Doctor Training

Image credit: https://www.pexels.com/@pixabay

Image credit: https://www.pexels.com/@pixabay

Only a handful of decades ago, we knew so little about the human body and its possible ailments that when someone said "doctor," she implied a person who treated all problems, from pregnancy and childbirth to cancer and tuberculosis.

That was then, this is now.

Today, we know so much about the human body and its conditions that many physicians have specialized—specifically focused on infectious disease, or pregnancy and childbirth, or cancer—and some have subspecialized—concentrating particularly on one type of cancer or infection. Some physicians even have subspecialized further: I know of radiologists who focus specifically on soft tissue in the hands, for example.

We know so much about each possible medical area, physicians today can focus extremely narrowly. And they do.

So I'm not sure I understand the logic behind today's medical training.

As of right now, after undergraduate school, future physicians attend medical school, where they spend four years learning a little about every specialty.
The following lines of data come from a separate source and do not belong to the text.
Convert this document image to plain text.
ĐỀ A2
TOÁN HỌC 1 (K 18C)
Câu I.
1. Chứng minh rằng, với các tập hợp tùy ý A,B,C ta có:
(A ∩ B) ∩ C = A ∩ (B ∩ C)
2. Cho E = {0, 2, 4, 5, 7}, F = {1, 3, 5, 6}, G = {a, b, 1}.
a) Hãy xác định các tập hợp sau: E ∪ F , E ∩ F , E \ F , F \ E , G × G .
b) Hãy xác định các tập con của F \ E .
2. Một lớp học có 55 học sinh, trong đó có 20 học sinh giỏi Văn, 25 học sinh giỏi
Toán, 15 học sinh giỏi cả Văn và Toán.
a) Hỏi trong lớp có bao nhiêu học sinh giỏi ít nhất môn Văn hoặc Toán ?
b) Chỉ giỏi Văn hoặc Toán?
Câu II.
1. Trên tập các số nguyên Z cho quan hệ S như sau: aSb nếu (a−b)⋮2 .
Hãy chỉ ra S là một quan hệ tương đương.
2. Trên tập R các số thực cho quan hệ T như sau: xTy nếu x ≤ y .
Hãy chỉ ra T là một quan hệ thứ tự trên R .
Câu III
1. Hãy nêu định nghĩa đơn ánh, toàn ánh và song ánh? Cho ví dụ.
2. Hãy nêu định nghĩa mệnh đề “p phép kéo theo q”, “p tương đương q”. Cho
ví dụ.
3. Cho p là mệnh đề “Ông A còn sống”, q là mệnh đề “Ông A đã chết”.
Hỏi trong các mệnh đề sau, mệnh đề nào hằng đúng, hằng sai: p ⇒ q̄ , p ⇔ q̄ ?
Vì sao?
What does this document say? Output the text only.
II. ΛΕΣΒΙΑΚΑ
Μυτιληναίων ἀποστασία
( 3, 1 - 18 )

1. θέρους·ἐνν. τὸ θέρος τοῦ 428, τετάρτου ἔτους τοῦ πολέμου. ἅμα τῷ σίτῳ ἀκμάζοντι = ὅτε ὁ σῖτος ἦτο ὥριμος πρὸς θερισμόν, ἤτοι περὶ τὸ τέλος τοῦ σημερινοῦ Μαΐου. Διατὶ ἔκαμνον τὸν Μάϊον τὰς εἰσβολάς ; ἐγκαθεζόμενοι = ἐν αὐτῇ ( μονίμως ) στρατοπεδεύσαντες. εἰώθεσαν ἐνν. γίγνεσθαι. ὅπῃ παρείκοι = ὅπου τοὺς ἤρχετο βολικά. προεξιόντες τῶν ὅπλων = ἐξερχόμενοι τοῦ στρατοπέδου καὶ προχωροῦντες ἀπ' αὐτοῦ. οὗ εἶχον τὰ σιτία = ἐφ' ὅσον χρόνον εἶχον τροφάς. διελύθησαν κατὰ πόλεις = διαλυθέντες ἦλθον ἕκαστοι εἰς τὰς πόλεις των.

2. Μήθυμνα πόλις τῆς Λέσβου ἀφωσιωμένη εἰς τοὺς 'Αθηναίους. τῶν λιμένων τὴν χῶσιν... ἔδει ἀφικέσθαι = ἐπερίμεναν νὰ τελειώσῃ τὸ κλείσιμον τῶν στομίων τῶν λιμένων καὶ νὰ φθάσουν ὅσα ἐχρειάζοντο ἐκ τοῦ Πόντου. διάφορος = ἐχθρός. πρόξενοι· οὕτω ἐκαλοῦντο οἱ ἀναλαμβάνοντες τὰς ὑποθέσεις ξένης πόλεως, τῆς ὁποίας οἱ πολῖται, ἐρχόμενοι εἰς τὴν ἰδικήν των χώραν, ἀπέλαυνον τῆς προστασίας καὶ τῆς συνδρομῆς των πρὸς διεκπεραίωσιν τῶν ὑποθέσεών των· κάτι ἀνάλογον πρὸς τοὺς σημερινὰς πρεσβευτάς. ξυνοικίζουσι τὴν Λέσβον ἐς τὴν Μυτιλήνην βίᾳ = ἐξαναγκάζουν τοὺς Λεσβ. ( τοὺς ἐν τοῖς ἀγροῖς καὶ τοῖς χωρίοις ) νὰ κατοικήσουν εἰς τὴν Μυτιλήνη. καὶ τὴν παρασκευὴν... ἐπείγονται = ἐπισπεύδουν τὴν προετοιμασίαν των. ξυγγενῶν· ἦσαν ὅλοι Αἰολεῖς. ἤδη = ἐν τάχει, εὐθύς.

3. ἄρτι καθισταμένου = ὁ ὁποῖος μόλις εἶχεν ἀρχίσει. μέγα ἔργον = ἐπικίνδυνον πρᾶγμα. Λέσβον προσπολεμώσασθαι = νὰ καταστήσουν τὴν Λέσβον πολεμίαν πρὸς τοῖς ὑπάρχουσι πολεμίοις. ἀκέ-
They do a rotation in proctology, for example, which they follow with a rotation in orthopedics, after which they do pathology, and so on. After these four years, they focus on a specialty, which then serves as their focus for four years in residency. Often, after residency, physicians undertake a fellowship, where they gain even more practice and education in their specialty.

After all that—a solid ten years of education after four years of undergraduate school—physicians practice medicine.

Given that physicians cannot possibly gain a deep knowledge in every specialty in medical school—as they only spend a brief period in each one before they move on—wouldn't it make more sense and produce better physicians if students pick a specialty after undergraduate school and spend medical school focused on acquiring deep experience in their chosen specialties and learning only what they need to know about related and affiliated specialties?

A brief search turned up a few clinical professionals advocating medical education reform, so I'm not alone in this thinking—and that's validating (and a relief). Their editorials point to studies that found no evidence that physicians in shortened medical training programs performed worse on exams, in residency placement, in practice, or in "other significant metrics of competence."

After all, physicians don't need a particularly deep knowledge in other specialties to do their jobs well. Other than knowing that certain medical conditions can cause or complicate certain mental disorders, why does a psychiatrist need training in proctology? If he believes a psychological issue is related to some other cause, he will refer that patient to another doctor—not personally treat the patient.

Reforming medical education in this fashion would vastly shorten the time it takes to produce a practicing physician, reduce the cost of educating physicians, and likely produce better doctors, who have had more focused training on their particular areas of interest and future practice.

And given that there are concerns about a coming shortage in doctors, couldn't this reform help?

Thoughts? Am I missing something? Is the current system to train physicians ideal? Does my suggestion make sense? Why or why not?